Cube Browser Woes

I had an interesting issue this week. I was working on a small test cube with financial data. The lowest grain in the measure group was the Account dimension which represents a customer bank account. I had to implement rolling 12 calculations on semi-additive measures (e.g. Avg Account Balance) by weighting the balances at the account level:

Rolling 12 Bal = ∑(Number of Account Active Days * Avg Account Balance) / ∑ (Number of Days for 12-month period

 

Since I had to weight the account balances by the number of the number of the days the account was active, I decided to scope at the account level, e.g.; SCOPE (Leaves(Account), Leaves(Date)…). Also, I had to use the ParallelPeriod() MDX function to sum the weighted balanced for the 12-month period.  To my surprise, the small test cube took an enormous time to initialize in the Cube Browser.
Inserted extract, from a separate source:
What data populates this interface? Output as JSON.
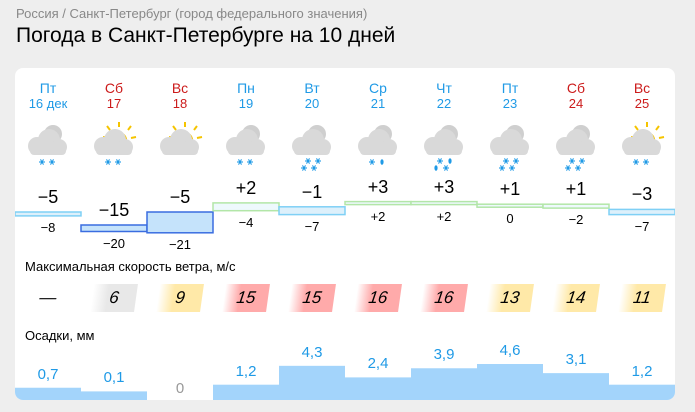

The Cube Profiler showed as many subcube events as the number of the accounts of the cube. It appeared that the server was initializing the expression for each account. This didn’t make sense at all considering the fact that the server should only write the formula in the scope cells which should happen pretty fast even with large cubes and very granular scope assignments. After some digging, it turned out that the culprit wasn’t the server but the Cube Browser L. For some obscure reason, the Cube Browser issues the following statement each time you reconnect even with an empty report.

 

select filter([Measures].members, [Measures].currentmember.member_caption = [Measures].currentmember.member_caption) on columns from [<cube name>]

 

This statement was causing the server to evaluate the Account All member which was triggering the formula evaluation for each account. Oops! The moral of this story is to test your cube initialization time in SQL Server Management Studio. As for me, I decided to reduce the scope (always a good idea) to Leaves (Date) only by pro-rating the Active Days in the data source so I could use the days in the month. This makes the formula universal on rows irrespective of the cube slice and makes the Cube Browser happy.